Shanahan was emphatic that the intent wasn't to make nuclear war, even a small nuclear war, more likely.

"The United States does not want to use nuclear weapons," he said.

The strategy focuses on shrinking the size of the warheads on some missiles fired by submarines, and adding a small nuclear warhead on some conventional cruise missiles. Cruise missiles gained fame during the first Iraq war because of their ability to strike from long distances with high levels of accuracy.

Both would be a repurposing of warheads, so that the military would have more types of weapons to use without increasing the overall U.S. stockpile, officials said.

But critics still took issue.

"The deeper problem is conceptual, and that's where the document is really flawed," Jeffrey Lewis, director of the East Asia Nonproliferation Program at the Middlebury Institute of International Studies at Monterey, told Newsweek. "These programs are technical solutions to what is an unsolvable political problem, which is that it will never be in the U.S. (interest) to use these weapons."

Lewis said that the new weapons and strategy won't change the overall security picture.

"It looks at the deteriorating international security situation and says that we need to place more emphasis on modernizing our nuclear forces and use them to deter all kinds of things," he said. "The problem is: why doesn't our existing and very large stockpile of more than 4,000 nuclear weapons already do that?"

A draft of the nuclear posture review was leaked in January, and the final version appeared to hew closely to the earlier draft.

The strategy replaces President Barack Obama's 2010 nuclear plan, reversing its plans to cut the types and numbers of nuclear weapons.

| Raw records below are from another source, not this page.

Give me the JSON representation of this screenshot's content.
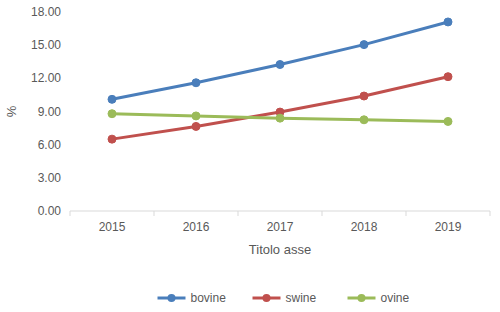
{
  "chart_data": {
    "type": "line",
    "x_label": "Titolo asse",
    "y_label": "%",
    "categories": [
      "2015",
      "2016",
      "2017",
      "2018",
      "2019"
    ],
    "series": [
      {
        "name": "bovine",
        "color": "#4a7ebb",
        "values": [
          10.1,
          11.6,
          13.25,
          15.05,
          17.1
        ]
      },
      {
        "name": "swine",
        "color": "#c0504d",
        "values": [
          6.5,
          7.65,
          8.95,
          10.4,
          12.15
        ]
      },
      {
        "name": "ovine",
        "color": "#9bbb59",
        "values": [
          8.8,
          8.6,
          8.4,
          8.25,
          8.1
        ]
      }
    ],
    "ylim": [
      0,
      18
    ],
    "yticks": [
      {
        "value": 0,
        "label": "0.00"
      },
      {
        "value": 3,
        "label": "3.00"
      },
      {
        "value": 6,
        "label": "6.00"
      },
      {
        "value": 9,
        "label": "9.00"
      },
      {
        "value": 12,
        "label": "12.00"
      },
      {
        "value": 15,
        "label": "15.00"
      },
      {
        "value": 18,
        "label": "18.00"
      }
    ],
    "grid": false,
    "legend": "bottom",
    "marker": "circle"
  }
}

"The NPR (Nuclear Posture Review) places the prevention of nuclear terrorism and proliferation at the top of the U.S. policy agenda, and describes how the United States will reduce the role and numbers of nuclear weapons," then-Secretary of Defense Robert Gates wrote in a letter accompanying that plan.

U.S. President Barack Obama (R) and Russian President Dmitry Medvedev exchange the signed new START Treaty documents at Prague Castle in Prague on April 8, 2010. JEWEL SAMAD/AFP/Getty Images

Obama agreed to a deal with Russia in 2010, known as the New Strategic Arms Reduction Treaty, that was designed to reduce the number of nuclear warheads held by both countries. Although tensions have been high between the U.S. and Russia over the invasion of Crimea and meddling in the 2016 U.S. election, both countries continue to comply with the agreement, which runs through 2021.

The 2010 plan killed one of the types of cruise missiles armed with nuclear tips in the U.S. arsenal. Making cruise missiles nuclear is a particularly controversial concept, because of the possibility that an enemy might confuse a normal cruise missile with a nuclear weapon, and immediately escalate to nuclear war.

Former Secretary of Defense William Perry has been one of the most outspoken critics of nuclear cruise missiles.

"Because they can be launched without warning and come in both nuclear and conventional variants, cruise missiles are a uniquely destabilizing type of weapon," Perry wrote in the Washington Post.